There is yet another view of this question, that has a far higher significance. We do not understand, as it seems to me, the real greatness of our institutions when we look simply at the forms under which we hold our liberties. It consists not in these, but in the magnificent possibilities that underlie these forms as their fundamental supports and conditions. In these we have the true paternity and spring of our institutions; and these, beyond a question, are the gift of our founders.
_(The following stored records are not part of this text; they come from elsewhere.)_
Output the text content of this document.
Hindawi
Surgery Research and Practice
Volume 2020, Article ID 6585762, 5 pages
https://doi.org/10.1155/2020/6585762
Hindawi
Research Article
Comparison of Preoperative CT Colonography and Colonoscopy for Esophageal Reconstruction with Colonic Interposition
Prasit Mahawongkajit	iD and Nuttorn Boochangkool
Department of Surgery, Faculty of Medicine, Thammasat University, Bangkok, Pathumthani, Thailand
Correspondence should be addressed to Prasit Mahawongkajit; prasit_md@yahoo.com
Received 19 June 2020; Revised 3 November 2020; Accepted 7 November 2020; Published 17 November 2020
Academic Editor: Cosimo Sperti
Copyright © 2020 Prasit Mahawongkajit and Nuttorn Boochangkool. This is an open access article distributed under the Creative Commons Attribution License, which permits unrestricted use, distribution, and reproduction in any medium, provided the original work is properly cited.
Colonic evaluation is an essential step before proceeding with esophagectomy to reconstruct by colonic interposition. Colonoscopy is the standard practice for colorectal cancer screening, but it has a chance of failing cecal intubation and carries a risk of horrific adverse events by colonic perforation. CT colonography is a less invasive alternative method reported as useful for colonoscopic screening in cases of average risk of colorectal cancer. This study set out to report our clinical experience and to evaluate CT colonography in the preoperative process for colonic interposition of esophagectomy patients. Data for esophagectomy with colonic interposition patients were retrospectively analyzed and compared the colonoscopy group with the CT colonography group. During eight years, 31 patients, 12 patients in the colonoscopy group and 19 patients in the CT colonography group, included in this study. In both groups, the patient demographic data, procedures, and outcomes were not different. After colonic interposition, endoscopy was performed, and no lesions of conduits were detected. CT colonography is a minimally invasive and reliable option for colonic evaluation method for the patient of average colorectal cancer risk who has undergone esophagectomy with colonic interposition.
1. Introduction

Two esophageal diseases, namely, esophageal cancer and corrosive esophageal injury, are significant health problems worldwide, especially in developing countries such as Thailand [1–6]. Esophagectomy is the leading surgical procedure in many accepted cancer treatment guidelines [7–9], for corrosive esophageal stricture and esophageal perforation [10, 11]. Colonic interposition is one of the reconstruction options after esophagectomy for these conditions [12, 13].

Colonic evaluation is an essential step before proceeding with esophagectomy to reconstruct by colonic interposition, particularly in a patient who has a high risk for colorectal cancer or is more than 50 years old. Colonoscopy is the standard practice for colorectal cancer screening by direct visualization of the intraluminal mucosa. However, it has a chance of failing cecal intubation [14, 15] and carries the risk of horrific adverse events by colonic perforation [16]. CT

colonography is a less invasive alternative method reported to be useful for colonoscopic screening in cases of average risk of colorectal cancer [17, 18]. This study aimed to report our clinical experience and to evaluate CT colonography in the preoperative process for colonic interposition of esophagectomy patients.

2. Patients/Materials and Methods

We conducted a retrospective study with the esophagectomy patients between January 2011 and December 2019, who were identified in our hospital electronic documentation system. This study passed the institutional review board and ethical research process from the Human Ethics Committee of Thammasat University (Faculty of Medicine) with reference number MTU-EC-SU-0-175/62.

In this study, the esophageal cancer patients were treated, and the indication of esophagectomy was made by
We see this, first of all, in the fixed relation between freedom and intelligence, and the remarkable care they had of popular education. It was not their plan to raise up a body of republicans. But they believed in mind as in God. Their religion was the choice of mind. The gospel they preached must have minds to hear it; and hence the solemn care they had, even from the first day of their settlement, of the education of every child. And, as God would have it, the children whom they trained up for pillars in the church turned out also to be more than tools of power. They grew up into magistrates, leaders of the people, debaters of right and of law, statesmen, generals, and signers of declarations for liberty. Such a mass of capacity had never been seen before in so small a body of men. And this is the first condition of liberty—the Condensation of Power. For liberty is not the license of an hour; it is not the butchery of a royal house, or the passion that rages behind a barricade, or the caps that are swung or the vivas shouted at the installing of a liberator. But it is the compact, impenetrable matter of much manhood, the compressed energy of good sense and public reason, having power to see before and after and measure action by counsel—this it is that walls about the strength and liberty of a people. To be free is not to fly abroad as the owls of the night when they take the freedom of the air, but it is to settle and build and be strong—a commonwealth as much better compacted in the terms of reason, as it casts off more of the restraints of force.